Comment Re:In Other Words (Score 1) 416

It appears that the Big Bang came from nothing. EVERY SIMULATION always starts from nothing whenever the simulation program starts running, Our universe has a speed limit. It is the speed of light. That is a fact, but nobody knows the reason why the speed of light is any particular speed and not arbitrarily faster or slower. EVERY SIMULATION also has a speed limit. It is the maximum rate of execution of the program. Life and the various lifeforms appeared suddenly. In EVERY SIMULATION new things come into being, where nothing like them existed before.

You clearly haven't played very many simulation games. Any decent implementation of Conway's Game of Life has an exception to all of your absolute statements, for example.
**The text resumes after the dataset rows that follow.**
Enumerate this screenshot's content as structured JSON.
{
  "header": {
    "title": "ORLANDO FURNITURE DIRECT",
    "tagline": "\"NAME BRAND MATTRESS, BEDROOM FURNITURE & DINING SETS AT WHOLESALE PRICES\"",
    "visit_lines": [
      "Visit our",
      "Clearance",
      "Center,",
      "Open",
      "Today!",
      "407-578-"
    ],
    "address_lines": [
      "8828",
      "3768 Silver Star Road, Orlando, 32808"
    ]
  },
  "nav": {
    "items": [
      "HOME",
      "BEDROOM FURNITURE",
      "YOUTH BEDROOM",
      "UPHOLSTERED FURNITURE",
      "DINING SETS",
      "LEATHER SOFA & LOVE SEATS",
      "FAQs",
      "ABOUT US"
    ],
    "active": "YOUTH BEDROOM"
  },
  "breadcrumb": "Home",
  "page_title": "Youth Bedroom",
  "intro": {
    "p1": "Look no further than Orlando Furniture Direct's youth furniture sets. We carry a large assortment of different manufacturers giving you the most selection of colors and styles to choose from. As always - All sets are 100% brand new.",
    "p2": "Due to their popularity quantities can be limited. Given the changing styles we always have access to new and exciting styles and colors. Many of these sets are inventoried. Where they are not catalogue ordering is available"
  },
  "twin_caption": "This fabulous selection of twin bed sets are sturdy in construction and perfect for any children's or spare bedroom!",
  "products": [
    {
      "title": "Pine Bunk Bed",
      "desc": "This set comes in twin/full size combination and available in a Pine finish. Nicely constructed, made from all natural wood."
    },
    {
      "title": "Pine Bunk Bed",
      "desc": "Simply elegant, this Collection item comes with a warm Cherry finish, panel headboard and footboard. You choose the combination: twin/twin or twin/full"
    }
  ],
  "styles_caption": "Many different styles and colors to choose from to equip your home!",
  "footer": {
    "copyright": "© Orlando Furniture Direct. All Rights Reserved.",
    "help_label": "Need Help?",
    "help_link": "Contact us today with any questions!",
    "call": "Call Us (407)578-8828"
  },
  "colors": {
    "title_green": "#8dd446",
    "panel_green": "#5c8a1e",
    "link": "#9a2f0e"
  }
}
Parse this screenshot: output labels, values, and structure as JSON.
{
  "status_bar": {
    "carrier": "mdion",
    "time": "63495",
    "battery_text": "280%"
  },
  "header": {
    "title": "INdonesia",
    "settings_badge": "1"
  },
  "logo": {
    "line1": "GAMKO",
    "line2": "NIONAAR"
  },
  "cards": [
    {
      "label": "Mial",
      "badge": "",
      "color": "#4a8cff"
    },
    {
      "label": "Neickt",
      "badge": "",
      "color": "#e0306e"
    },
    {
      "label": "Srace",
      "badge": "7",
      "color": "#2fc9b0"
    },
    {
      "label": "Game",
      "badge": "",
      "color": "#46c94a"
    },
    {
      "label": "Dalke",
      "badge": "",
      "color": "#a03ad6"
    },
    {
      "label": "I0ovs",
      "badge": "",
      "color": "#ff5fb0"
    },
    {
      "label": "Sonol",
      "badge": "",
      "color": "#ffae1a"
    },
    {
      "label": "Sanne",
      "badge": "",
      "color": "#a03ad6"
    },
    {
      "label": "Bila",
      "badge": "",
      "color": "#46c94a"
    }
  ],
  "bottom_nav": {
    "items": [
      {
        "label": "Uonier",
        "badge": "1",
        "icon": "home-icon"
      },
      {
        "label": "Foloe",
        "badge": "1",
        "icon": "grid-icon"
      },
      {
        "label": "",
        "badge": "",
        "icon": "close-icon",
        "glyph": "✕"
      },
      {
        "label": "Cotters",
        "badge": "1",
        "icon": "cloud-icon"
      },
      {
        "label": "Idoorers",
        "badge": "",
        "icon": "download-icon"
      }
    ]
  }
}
Comment Re:In Other Words (Score 2) 416

Even if the simulation has bugs, we wouldn't know it - because there's nothing to compare to.
If properly sandboxed, there is no way we could ever have evidence.

If PI being irrational is a bug, we have no way to know that. We just day "that's the way it is, and we don't know why" and move on.

It's fun to think about, but no, we're not in a simulation. And even if we were, there's no way you'll ever prove it.

Comment Re:That's nice for dense cities (Score 1) 136

And that's why grocery delivery companies have the lifespan of a mayfly. It's been tried many, many times - and only works in wealthy high-density city centers.

It's basically the same model as the bicycle courier. You can probably count on one hand the number of places where that exists in the US.

The key to making this work is dropping the cost a *lot* (like less than a tenth of current costs), and some consistently good customer service in picking the food to deliver.

Comment Sealed for freshness (Score 5, Insightful) 223

Sounds like with the addition of wireless charging, lack of headphone jack, and removing the home button - they are on track to make a phone that is a totally sealed slab. Once the last remaining physical connector goes away, it would be trivial to make a waterproof, dust-proof device.

Side benefit for Apple - even harder to replace the battery.